Elder Brother and the Law of the People: Contemporary Kinship and Cowesses First Nation
- Author Name: Robert Alexander Innes
- Award Year: 2015
- Publisher: University of Manitoba Press
- Tags: Nominee 2015, Shortlist: Aboriginal Peoples' Writing Award, Shortlist: Scholarly Writing Award
About the Book
In the pre-reserve era, Aboriginal bands in the northern plains were relatively small multicultural communities that actively maintained fluid and inclusive membership through traditional kinship practices. These practices were governed by the Law of the People as described in the traditional stories of Wîsashkêcâhk, or Elder Brother, that outlined social interaction, marriage, adoption, and kinship roles and responsibilities.

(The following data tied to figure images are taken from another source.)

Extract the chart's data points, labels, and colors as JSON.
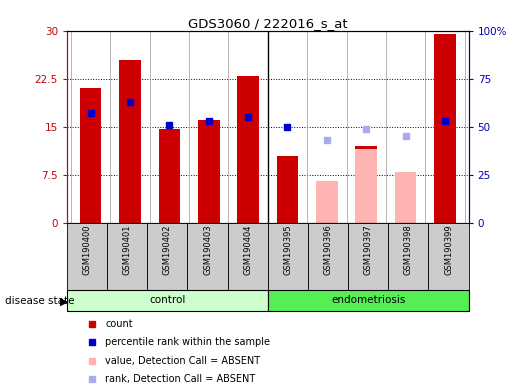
{
  "title": "GDS3060 / 222016_s_at",
  "samples": [
    "GSM190400",
    "GSM190401",
    "GSM190402",
    "GSM190403",
    "GSM190404",
    "GSM190395",
    "GSM190396",
    "GSM190397",
    "GSM190398",
    "GSM190399"
  ],
  "groups": [
    "control",
    "control",
    "control",
    "control",
    "control",
    "endometriosis",
    "endometriosis",
    "endometriosis",
    "endometriosis",
    "endometriosis"
  ],
  "count_values": [
    21.0,
    25.5,
    14.7,
    16.0,
    23.0,
    10.5,
    null,
    12.0,
    null,
    29.5
  ],
  "count_colors": [
    "#cc0000",
    "#cc0000",
    "#cc0000",
    "#cc0000",
    "#cc0000",
    "#cc0000",
    null,
    "#cc0000",
    null,
    "#cc0000"
  ],
  "absent_value_values": [
    null,
    null,
    null,
    null,
    null,
    null,
    6.5,
    11.5,
    8.0,
    null
  ],
  "absent_value_colors": [
    null,
    null,
    null,
    null,
    null,
    null,
    "#ffb3b3",
    "#ffb3b3",
    "#ffb3b3",
    null
  ],
  "percentile_rank_values": [
    57,
    63,
    51,
    53,
    55,
    50,
    null,
    null,
    null,
    53
  ],
  "percentile_rank_colors": [
    "#0000cc",
    "#0000cc",
    "#0000cc",
    "#0000cc",
    "#0000cc",
    "#0000cc",
    null,
    null,
    null,
    "#0000cc"
  ],
  "absent_rank_values": [
    null,
    null,
    null,
    null,
    null,
    null,
    43,
    49,
    45,
    null
  ],
  "absent_rank_colors": [
    null,
    null,
    null,
    null,
    null,
    null,
    "#aaaaee",
    "#aaaaee",
    "#aaaaee",
    null
  ],
  "ylim_left": [
    0,
    30
  ],
  "ylim_right": [
    0,
    100
  ],
  "yticks_left": [
    0,
    7.5,
    15,
    22.5,
    30
  ],
  "yticks_left_labels": [
    "0",
    "7.5",
    "15",
    "22.5",
    "30"
  ],
  "yticks_right": [
    0,
    25,
    50,
    75,
    100
  ],
  "yticks_right_labels": [
    "0",
    "25",
    "50",
    "75",
    "100%"
  ],
  "control_color": "#ccffcc",
  "endometriosis_color": "#55ee55",
  "bar_width": 0.55,
  "legend_items": [
    {
      "label": "count",
      "color": "#cc0000",
      "marker": "s"
    },
    {
      "label": "percentile rank within the sample",
      "color": "#0000cc",
      "marker": "s"
    },
    {
      "label": "value, Detection Call = ABSENT",
      "color": "#ffb3b3",
      "marker": "s"
    },
    {
      "label": "rank, Detection Call = ABSENT",
      "color": "#aaaaee",
      "marker": "s"
    }
  ]
}
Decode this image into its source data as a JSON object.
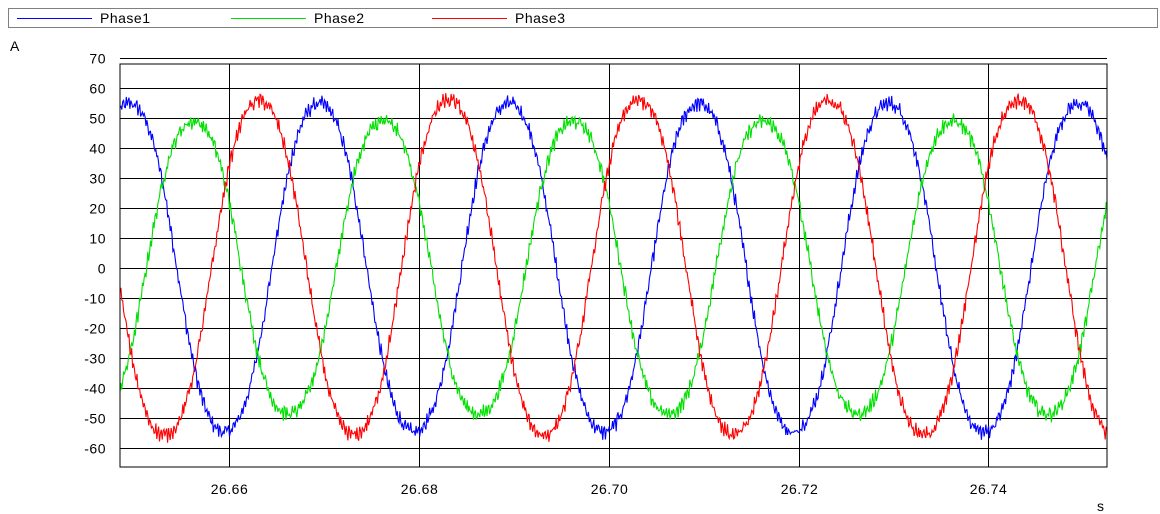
{
  "chart_data": {
    "type": "line",
    "xlabel": "s",
    "ylabel": "A",
    "xlim": [
      26.6485,
      26.7525
    ],
    "ylim": [
      -66.5,
      68
    ],
    "x_ticks": [
      26.66,
      26.68,
      26.7,
      26.72,
      26.74
    ],
    "x_tick_labels": [
      "26.66",
      "26.68",
      "26.70",
      "26.72",
      "26.74"
    ],
    "y_ticks": [
      70,
      60,
      50,
      40,
      30,
      20,
      10,
      0,
      -10,
      -20,
      -30,
      -40,
      -50,
      -60
    ],
    "y_tick_labels": [
      "70",
      "60",
      "50",
      "40",
      "30",
      "20",
      "10",
      "0",
      "-10",
      "-20",
      "-30",
      "-40",
      "-50",
      "-60"
    ],
    "grid": true,
    "legend_position": "top",
    "frequency_hz": 50,
    "series": [
      {
        "name": "Phase1",
        "color": "#0000ff",
        "amplitude": 57,
        "phase_deg": 72
      },
      {
        "name": "Phase2",
        "color": "#00e000",
        "amplitude": 51,
        "phase_deg": -50
      },
      {
        "name": "Phase3",
        "color": "#ff0000",
        "amplitude": 58,
        "phase_deg": 186
      }
    ]
  }
}
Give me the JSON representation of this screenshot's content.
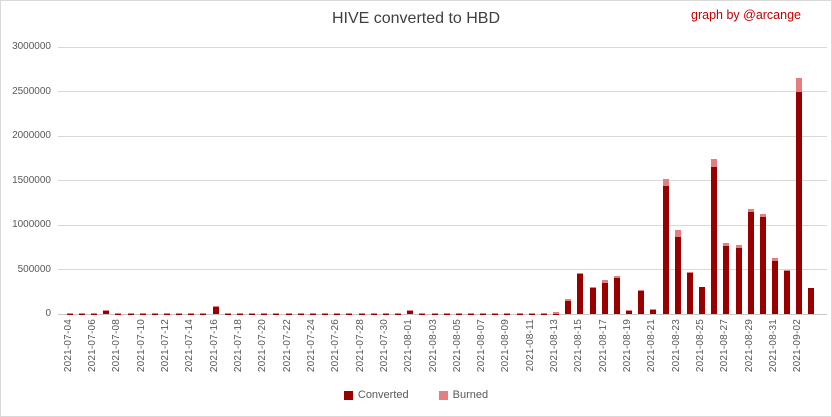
{
  "title": "HIVE converted to HBD",
  "credit": "graph by @arcange",
  "colors": {
    "converted": "#980000",
    "burned": "#e57e7e",
    "gridline": "#d9d9d9",
    "axis_text": "#595959",
    "title_text": "#404040",
    "credit_text": "#c00000"
  },
  "chart_data": {
    "type": "bar",
    "stacked": true,
    "title": "HIVE converted to HBD",
    "xlabel": "",
    "ylabel": "",
    "ylim": [
      0,
      3000000
    ],
    "y_ticks": [
      "0",
      "500000",
      "1000000",
      "1500000",
      "2000000",
      "2500000",
      "3000000"
    ],
    "x_label_every": 2,
    "grid": true,
    "legend_position": "bottom",
    "categories": [
      "2021-07-04",
      "2021-07-05",
      "2021-07-06",
      "2021-07-07",
      "2021-07-08",
      "2021-07-09",
      "2021-07-10",
      "2021-07-11",
      "2021-07-12",
      "2021-07-13",
      "2021-07-14",
      "2021-07-15",
      "2021-07-16",
      "2021-07-17",
      "2021-07-18",
      "2021-07-19",
      "2021-07-20",
      "2021-07-21",
      "2021-07-22",
      "2021-07-23",
      "2021-07-24",
      "2021-07-25",
      "2021-07-26",
      "2021-07-27",
      "2021-07-28",
      "2021-07-29",
      "2021-07-30",
      "2021-07-31",
      "2021-08-01",
      "2021-08-02",
      "2021-08-03",
      "2021-08-04",
      "2021-08-05",
      "2021-08-06",
      "2021-08-07",
      "2021-08-08",
      "2021-08-09",
      "2021-08-10",
      "2021-08-11",
      "2021-08-12",
      "2021-08-13",
      "2021-08-14",
      "2021-08-15",
      "2021-08-16",
      "2021-08-17",
      "2021-08-18",
      "2021-08-19",
      "2021-08-20",
      "2021-08-21",
      "2021-08-22",
      "2021-08-23",
      "2021-08-24",
      "2021-08-25",
      "2021-08-26",
      "2021-08-27",
      "2021-08-28",
      "2021-08-29",
      "2021-08-30",
      "2021-08-31",
      "2021-09-01",
      "2021-09-02",
      "2021-09-03"
    ],
    "series": [
      {
        "name": "Converted",
        "color": "#980000",
        "values": [
          3000,
          2000,
          3000,
          35000,
          3000,
          2000,
          3000,
          2000,
          3000,
          2000,
          3000,
          3000,
          75000,
          3000,
          2000,
          3000,
          3000,
          2000,
          3000,
          3000,
          2000,
          3000,
          3000,
          2000,
          3000,
          3000,
          3000,
          2000,
          30000,
          3000,
          3000,
          2000,
          3000,
          3000,
          2000,
          3000,
          3000,
          3000,
          3000,
          3000,
          5000,
          150000,
          450000,
          290000,
          350000,
          410000,
          30000,
          255000,
          50000,
          1440000,
          870000,
          460000,
          300000,
          1650000,
          760000,
          745000,
          1150000,
          1090000,
          600000,
          480000,
          2490000,
          290000
        ]
      },
      {
        "name": "Burned",
        "color": "#e57e7e",
        "values": [
          12000,
          10000,
          12000,
          10000,
          12000,
          10000,
          12000,
          10000,
          12000,
          10000,
          12000,
          12000,
          10000,
          12000,
          10000,
          12000,
          12000,
          10000,
          12000,
          12000,
          10000,
          12000,
          12000,
          10000,
          12000,
          12000,
          12000,
          10000,
          14000,
          12000,
          12000,
          10000,
          12000,
          12000,
          10000,
          12000,
          12000,
          12000,
          12000,
          12000,
          18000,
          15000,
          15000,
          15000,
          30000,
          15000,
          10000,
          10000,
          8000,
          75000,
          75000,
          12000,
          8000,
          95000,
          40000,
          35000,
          28000,
          38000,
          35000,
          18000,
          160000,
          8000
        ]
      }
    ]
  }
}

In Elder Brother and the Law of the People, Robert Innes offers a detailed analysis of the role of Elder Brother stories in historical and contemporary kinship practices in Cowessess First Nation, located in southeastern Saskatchewan. He reveals how these tradition-inspired practices act to undermine legal and scholarly definitions of “Indian” and counter the perception that First Nations people have internalized such classifications. He presents Cowessess’s successful negotiation of the 1996 Treaty Land Agreement and their high inclusion rate of new “Bill-C31s” as evidence of the persistence of historical kinship values and their continuing role as the central unifying factor for band membership.
About the Author
Robert Alexander Innes is a Plains Cree member of Cowessess First Nation. He holds a PhD in American Indian Studies from the University of Arizona and is an Assistant Professor in the Department of Native Studies at the University of Saskatchewan.